X should live with SA. This is the reality on the ground and will support the contact proposals I make below.
The current order provides for alternate weekends (Fri-Mon) with JR. This will continue – although it will be suspended during school holidays to permit extended periods of time with each parent.
I consider there is a need to modify the holiday arrangements. I recognise they are in their infancy. I have recognised the importance to X of the tripartite relationship between SA, H, and himself. The holiday arrangements need to be structured to support that relationship.
This requires a modest change as follows:
With regards to the summer holiday, SA shall have 4 weeks and JR 2 weeks.
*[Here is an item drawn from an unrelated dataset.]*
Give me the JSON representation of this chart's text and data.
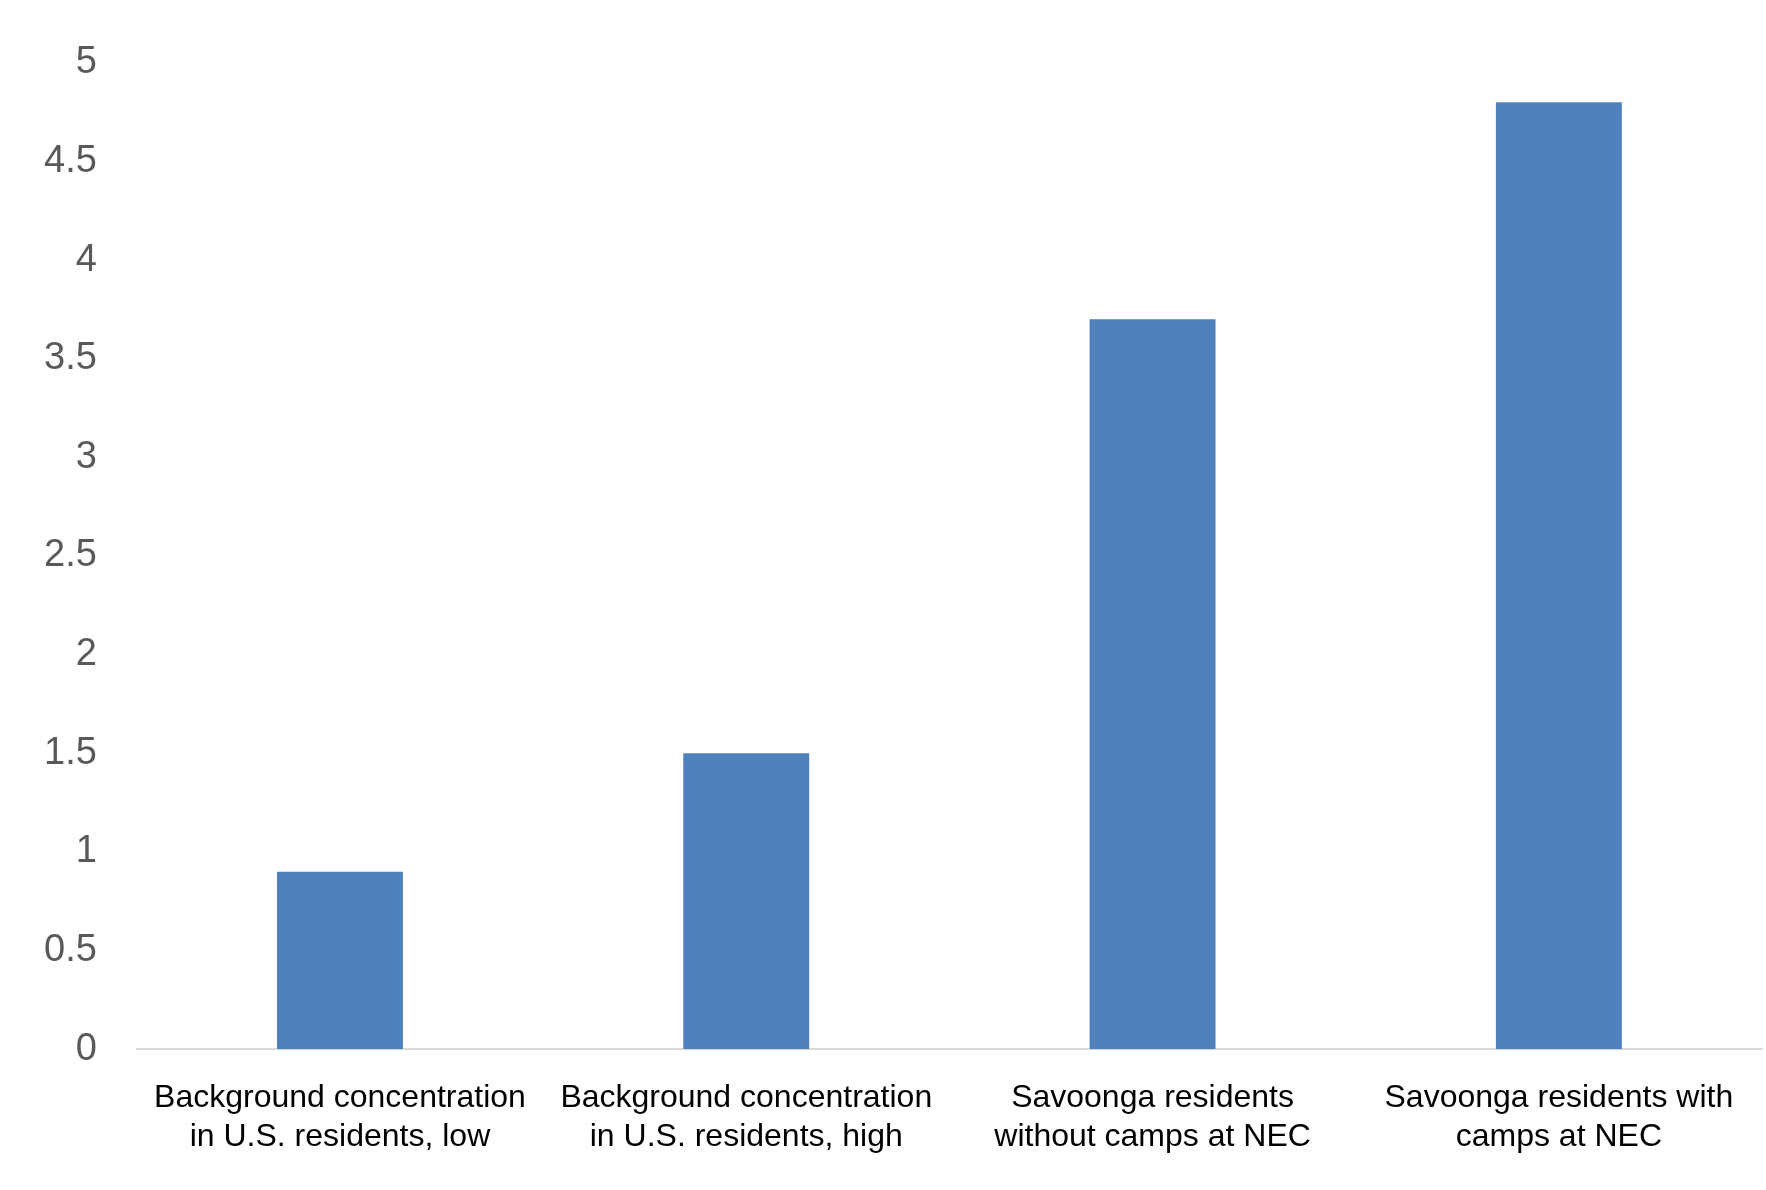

SA will be permitted to have 4 consecutive weeks if she wishes failing which she will have two times 2 consecutive weeks. SA must make her election by the end of January each year.
SA will have the half term holidays each year.
Easter and Christmas will be shared.
This will maximise the ability for the family to be together. It will permit X to travel to Dubai for at least 9 weeks a year and of course H will be able to travel here. SA will also be able to travel to Dubai when X is not with her. On my understanding that would be a very significant increase on time spent together in the period September 2024 – August 2025.
I give permission to SA to travel and remove X from the jurisdiction during such trips. This was not a controversial point between the parties and is plainly important for X.
These are my conclusions. I will send this judgment and a proposed order to the parties. This judgment can be shared with JR and SA. I will leave Ms Brundish to share my conclusions with X at her discretion. I would hope the parents could support X to understand why I have made this decision.
This judgment will be handed down electronically without attendance at 4pm on 26 August 2025. If the parties require a follow up hearing then they should notify my clerk. I will accept any corrections or requests for clarification by 4pm on 25 August 2025.
I have also forwarded an anonymised version of the judgement which will be published. Any further redactions/observations by 5pm on 25 August 2025.
I do wish X the very best as I do his parents. He is the product of their parenting and a credit to them. I know they will not lose sight of this.